Known as a creative strategist, Dr. Carrell’s commitments to learning research, innovation through inclusive conversations and exemplary teaching resonate well with UMR’s vision to inspire transformation in higher education. During her leadership of the campus, UMR has achieved significant enrollment growth and equity in educational attainment, as reported by the Washington Post, Hechinger Report and Chronicle of Higher Education’s Innovation Issue. Carrell attributes this “gap closing” accomplishment to the hard work of diverse students, faculty and staff, and a “research to practice” model focused on students and their success. UMR students experience high-impact practices identified by the American Association of Colleges and Universities (AAC&U) and additional practices discerned as valuable through UMR faculty research. For Carrell, a focus on wellbeing and mental health is essential, not only for students but also for staff and faculty. Dr. Carrell is convinced that collaborative academic communities can lead transformation in higher education while also creating inclusive environments in which all can flourish.

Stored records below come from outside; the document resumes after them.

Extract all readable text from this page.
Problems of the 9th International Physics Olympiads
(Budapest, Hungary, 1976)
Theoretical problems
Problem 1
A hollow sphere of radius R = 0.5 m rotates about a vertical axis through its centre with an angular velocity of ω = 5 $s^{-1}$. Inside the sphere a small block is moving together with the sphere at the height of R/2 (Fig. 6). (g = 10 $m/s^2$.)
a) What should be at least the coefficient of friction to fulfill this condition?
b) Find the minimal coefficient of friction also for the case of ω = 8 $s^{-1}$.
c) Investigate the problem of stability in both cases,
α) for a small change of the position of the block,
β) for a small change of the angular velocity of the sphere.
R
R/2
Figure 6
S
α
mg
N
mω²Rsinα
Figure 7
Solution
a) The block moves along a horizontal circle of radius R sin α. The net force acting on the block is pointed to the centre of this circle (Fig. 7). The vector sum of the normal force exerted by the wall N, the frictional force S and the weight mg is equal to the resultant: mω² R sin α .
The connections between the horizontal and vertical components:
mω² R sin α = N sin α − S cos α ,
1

Those collaborative endeavors include NXT GEN MED, a tech-enhanced, accelerated, industry-integrated program being designed by the UMR community with the support of Google Cloud and Mayo Clinic; Healthcare Scholars Day, a scholarship competition that showcases stories of student resilience, a predictor of college completion; UMR’s Higher Education Innovation Summit; HealthCORE (Community of Respect and Empowerment), a covenant-based living, learning community enhancing underrepresented student success; and the campus strategic BluffTop View plan, now aligned with the systemwide strategic plan, M PACT 2025.  

Born in Indiana, Dr. Carrell graduated summa cum laude from Anderson University in education, speech communication, theatre and psychology. She completed her MS in counseling psychology at the University of Alaska Anchorage and her PhD in human communication at the University of Denver. Dr. Carrell began her career as a teacher in her hoosier hometown, then sought to learn through adventure as a counselor and teacher in a remote Yupitt village in Alaska. Such adventure seeking has taken her to the Middle East, as a contributor to the launch of a new university in Oman; to a remote tribe in Ecuador, to study intercultural learning; and across the country, to investigate change in the communication between preachers and listeners.

Dr. Carrell is active in the community, serving on the boards of the Rochester Chamber of Commerce, Cradle to Career and YMCA of the North. She is a Rotarian and proud member the American Association of University Women, participating in the arts – including a stint with Dancing for the Arts and a role in Stay with Me Awhile at the Civic Theatre. She serves on the Minnesota team of Citizens and Scholars, a national endeavor to connect policy makers and higher ed leaders for generative conversation. Honors include an Edward Penson Faculty Award, a Research Associate Professorship, the Weaver Award for Outstanding College Educator, an Endowment for Excellence Professorship and a Federation Research Prize from the Central States Communication Association. Dr. Carrell’s reflections on living a life of meaning and joy as a higher ed professional can be found in her blog, Learning Matters.